BMW, faced with this triple whammy of technology, did what it always does, soon­er or later, in the face of adversity: it dug deeper into its power bin. Much deeper. Along came the 533i and the 535i, the first "i" cars to suggest that BMW was here to play for keeps. This year came the hard cases from the Motorsport mob, finally bringing us the same good stuff that Eu­rope has been taking for granted. The M6 coupe (C/D, July) lit the way with a top speed of 144 mph. The mini-motor M3 pocket rocket (C/D, November) ripped right up lo 141. And now comes the M5, denying its four-door demeanor by boom­ing into battle at 147 mph.

The M5 and the M6 share the same en­gine: 3.5 liters of displacement, Bosch Motronic fuel injection, an aluminum crossflow head, four valves per cylinder, machined intake and exhaust ports, pent­roof combustion chambers, a 9.8:l com­pression ratio, an oil cooler, a low-restric­tion catalyst, dual exhausts—and 256 hp from 211 cubic inches. BMW's biggest six displaces marginally more than its single­-overhead-cam sister, and thanks in part to a larger bore and a shorter stroke, it revs higher. In any of the first four gears of the Getrag five-speed, the M motor flies past its 6500-rpm power peak to a 6900-rpm redline.

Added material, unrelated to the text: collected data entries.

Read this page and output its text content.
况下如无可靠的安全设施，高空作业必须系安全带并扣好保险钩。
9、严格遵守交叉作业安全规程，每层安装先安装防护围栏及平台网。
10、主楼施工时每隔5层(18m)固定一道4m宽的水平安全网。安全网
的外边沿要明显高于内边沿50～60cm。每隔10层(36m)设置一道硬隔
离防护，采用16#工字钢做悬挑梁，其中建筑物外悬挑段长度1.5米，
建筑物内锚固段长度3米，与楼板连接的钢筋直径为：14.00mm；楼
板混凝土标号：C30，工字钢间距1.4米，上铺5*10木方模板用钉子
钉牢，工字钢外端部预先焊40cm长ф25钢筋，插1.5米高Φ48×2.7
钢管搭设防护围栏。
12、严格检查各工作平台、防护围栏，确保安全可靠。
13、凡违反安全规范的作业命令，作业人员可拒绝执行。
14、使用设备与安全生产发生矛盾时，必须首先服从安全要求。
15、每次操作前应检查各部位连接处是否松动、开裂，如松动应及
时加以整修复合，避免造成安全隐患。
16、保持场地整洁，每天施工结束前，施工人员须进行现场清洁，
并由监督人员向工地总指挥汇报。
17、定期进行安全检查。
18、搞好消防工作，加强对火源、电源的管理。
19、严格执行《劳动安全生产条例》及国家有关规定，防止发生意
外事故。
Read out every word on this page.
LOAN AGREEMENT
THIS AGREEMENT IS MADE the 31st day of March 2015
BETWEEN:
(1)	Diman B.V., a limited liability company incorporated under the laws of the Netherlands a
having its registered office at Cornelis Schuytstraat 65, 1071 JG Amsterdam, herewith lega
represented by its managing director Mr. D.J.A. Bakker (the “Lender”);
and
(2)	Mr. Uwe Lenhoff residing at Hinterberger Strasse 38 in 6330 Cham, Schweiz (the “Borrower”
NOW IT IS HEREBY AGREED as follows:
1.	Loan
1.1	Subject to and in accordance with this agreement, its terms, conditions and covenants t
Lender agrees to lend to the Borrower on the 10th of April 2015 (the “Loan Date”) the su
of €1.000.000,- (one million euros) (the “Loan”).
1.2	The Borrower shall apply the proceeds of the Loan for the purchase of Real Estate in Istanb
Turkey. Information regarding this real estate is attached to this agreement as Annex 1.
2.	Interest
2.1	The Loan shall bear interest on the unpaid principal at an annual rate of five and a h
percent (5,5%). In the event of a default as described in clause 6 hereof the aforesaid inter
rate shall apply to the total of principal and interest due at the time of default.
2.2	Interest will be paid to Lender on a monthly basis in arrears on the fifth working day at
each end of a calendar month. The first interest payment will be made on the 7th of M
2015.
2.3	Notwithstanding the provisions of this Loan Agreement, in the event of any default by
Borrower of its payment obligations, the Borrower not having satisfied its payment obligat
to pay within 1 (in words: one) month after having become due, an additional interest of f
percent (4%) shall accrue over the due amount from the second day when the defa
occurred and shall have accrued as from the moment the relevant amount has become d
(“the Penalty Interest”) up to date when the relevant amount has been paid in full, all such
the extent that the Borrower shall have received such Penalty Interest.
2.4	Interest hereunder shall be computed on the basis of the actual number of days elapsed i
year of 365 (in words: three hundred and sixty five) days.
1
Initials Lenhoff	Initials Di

Then a quick double snick of the gearbox: pumps the big six back into the heart of its broad power band, and the lusty vroom continues. (BMW offers no automatic to drag down the M5's output at the rear wheels.) Our fifth wheel trans­lates the 3504-pounder's acceleration into a 0-to-60 time of 6.3 seconds. The M5 covers the quarter-mile in 14.6 seconds, crossing the line al 95 mph, with another 52 mph still to come. For a boxed-off, four-door folks-wagon, those are hot numbers. The only things that can cool them are a smallish gas tank and a 10-mpg EPA city fuel-economy rating. Happily, as hard as we hammered the M5, we aver­aged a more reasonable 15 mpg.